Каблуков
Шрифт:
Он написал дополнительный эпизод - для "Конюшни". Уже снималась, и никто его не просил, и никому не показал, а положил в стол - чтобы было наготове. Корреспонденту предлагают поехать со сборной в турне по Европе. Он в воодушевлении, все документы собраны, характеристики подписаны, приносит начальнику команды, который не что иное как представитель Комитета и не очень это и скрывает. Он просит корреспондента подписать бумагу о согласии во время поездки наблюдать за игроками и информировать об их моральном духе. Корреспондент, сперва с помощью демагогических уловок ("да я в таких делах лопух", "не по моим силам ответственность"), потом решительно отказывается. Тем не менее в турне его берут. Но по возвращении вызывают на Лубянку и угрожают, если он не пойдет на сотрудничество сейчас, пустить слух, основательно и убедительно разработанный, о его уже состоявшемся доносительстве как цене выезда за границу. На это он показывает сделанное непосредственно после тогдашнего разговора с начальником команды описание неудавшейся его вербовки и намекает о возможной, от него не зависящей утечке этих сведений в самиздат. Ему открыто говорят: вы понимаете, что мы можем вас и ликвидировать? Он достает из внутреннего кармана еще одну страничку предупреждение,
Эпизод выглядел не очень правдоподобно, но в случае шантажа со стороны Дрягина и тех, кто за ним, мог быть им предъявлен и, по замыслу Каблукова, должен был показать, что у него есть неплохая контригра. Никаких признаков, однако, такого рода намерений с их стороны не было.
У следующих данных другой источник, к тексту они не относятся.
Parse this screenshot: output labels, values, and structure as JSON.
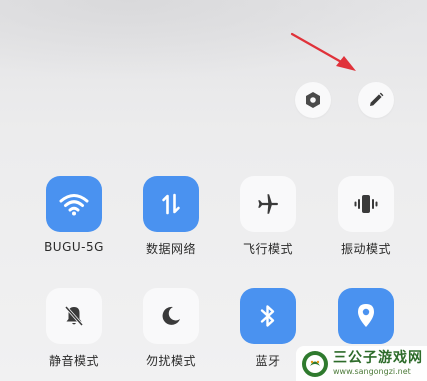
{
  "header": {
    "settings_button": {
      "icon": "settings-hexagon-icon"
    },
    "edit_button": {
      "icon": "pencil-edit-icon"
    }
  },
  "tiles": [
    {
      "label": "BUGU-5G",
      "icon": "wifi-icon",
      "state": "on"
    },
    {
      "label": "数据网络",
      "icon": "mobile-data-arrows-icon",
      "state": "on"
    },
    {
      "label": "飞行模式",
      "icon": "airplane-icon",
      "state": "off"
    },
    {
      "label": "振动模式",
      "icon": "vibrate-phone-icon",
      "state": "off"
    },
    {
      "label": "静音模式",
      "icon": "bell-muted-icon",
      "state": "off"
    },
    {
      "label": "勿扰模式",
      "icon": "moon-icon",
      "state": "off"
    },
    {
      "label": "蓝牙",
      "icon": "bluetooth-icon",
      "state": "on"
    },
    {
      "label": "",
      "icon": "location-pin-icon",
      "state": "on"
    }
  ],
  "watermark": {
    "title": "三公子游戏网",
    "url": "www.sangongzi.net"
  },
  "colors": {
    "accent_on": "#4a92f0",
    "tile_off": "#f9f9fa",
    "annotation_arrow": "#e0323a"
  }
}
Скорей с его были признаки перегревшегося воображения. Не то научно-фантастическое, не то учебное кино на материале "Хроники текущих событий": как обезопаситься от дезинформации органов. Теперь, когда он держал это в ящике стола, на душе было еще более скверно. Его кислое настроение и беспокойство передавалось Тоне. Ему в голову приходили образы вроде: он еще ухаживает за Тоней, как до женитьбы, они все время гуляют, он ступает в жижу и, хотя оттирает башмак об траву и носовым платком, который потом выбросывает в урну, и газетой, которую из нее вынимает, ощущение замаранности и запаха преследует. Вполне вероятно, его одного, Тоня этого не замечает, но ухаживать в таком состоянии невозможно, и это в нем она замечает. Или: они вместе попадают в эту жижу, проваливаются, как тогда на стройке кооператива в Измайлове, и гадко на душе, как тогда, и, как тогда, вина его.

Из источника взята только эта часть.